O futuro dos seguros: Da tradição à modernidade

Da tradição que moldou o sector durante décadas nasce hoje uma nova visão, impulsionada pela inovação e pela colaboração. Os seguros deixam de ser apenas uma resposta ao risco e passam a parte activa na construção de um futuro mais seguro, inteligente e conectado

João Silva Gil

A história dos seguros começa na Idade Média, com a bolsa de seguros marítimos aprovada por D. Dinis em 1293, passando pela formalização das apólices modernas na Itália do século XIV e pelo primeiro tratado de seguros de Pedro de Santarém (1552). Nos séculos XVII e XVIII surgem as primeiras companhias especializadas na Europa, como a Hamburger Feuerkasse (1676) ou a Amicable Society for a Perpetual Assurance Office (1706), a primeira seguradora de vida. Em Portugal, a primeira companhia de seguros nasce em 1791. Avançando para o século XXI, a partir de 2010 surge o conceito de insurtech, com startups que aplicam tecnologia disruptiva ao sector, inicialmente através de plataformas digitais de cotação e comparação, e depois em automação da subscrição, análise de risco e gestão digital de sinistros. Nos últimos 10 anos, parcerias entre startups e seguradoras tradicionais impulsionaram a expansão global e a diversificação de modelos, incluindo seguros on-demand, microsseguros e soluções baseadas em IoT, marcando um ponto de viragem em que a competitividade no sector depende cada vez mais da capacidade de integrar tecnologia, dados e talento em ecossistemas digitais interligados.

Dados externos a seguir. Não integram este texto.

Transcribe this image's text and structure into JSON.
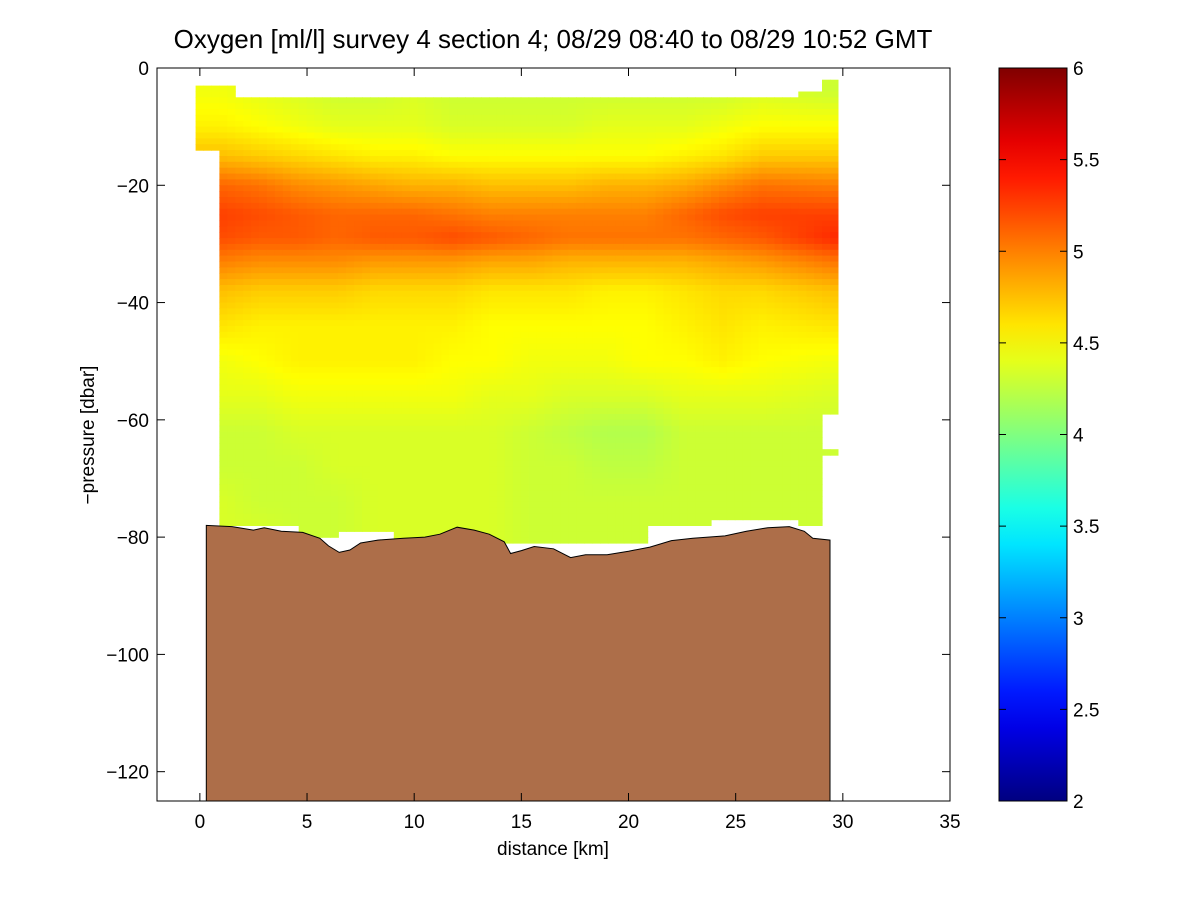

A Risco reuniu três especialistas para analisarem as tendências, as inovações tecnológicas, a evolução do relacionamento com os clientes e os modelos de colaboração entre seguradoras e insurtechs, com o objectivo de ficarmos com uma perspectiva sobre o futuro do sector segurador.

Os desafios estratégicos

Para João Pedro Borges, CEO da CA Seguros, «a competitividade no sector [segurador] vai depender muito da capacidade de conciliar três coisas: inovação, solidez e confiança. O cliente está mais informado, compara mais, e tem menos paciência para processos complicados ou pouco claros». Acrescenta que a tecnologia será decisiva, não apenas para ganhar eficiência, mas para «melhorar a experiência do cliente e tornar o seguro mais simples de perceber e mais fácil de usar». Além disso, destaca a necessidade de adaptar produtos e modelos de gestão a riscos emergentes, como os climáticos e cibernéticos, mantendo sempre a transparência e coerência, que reforçam a confiança.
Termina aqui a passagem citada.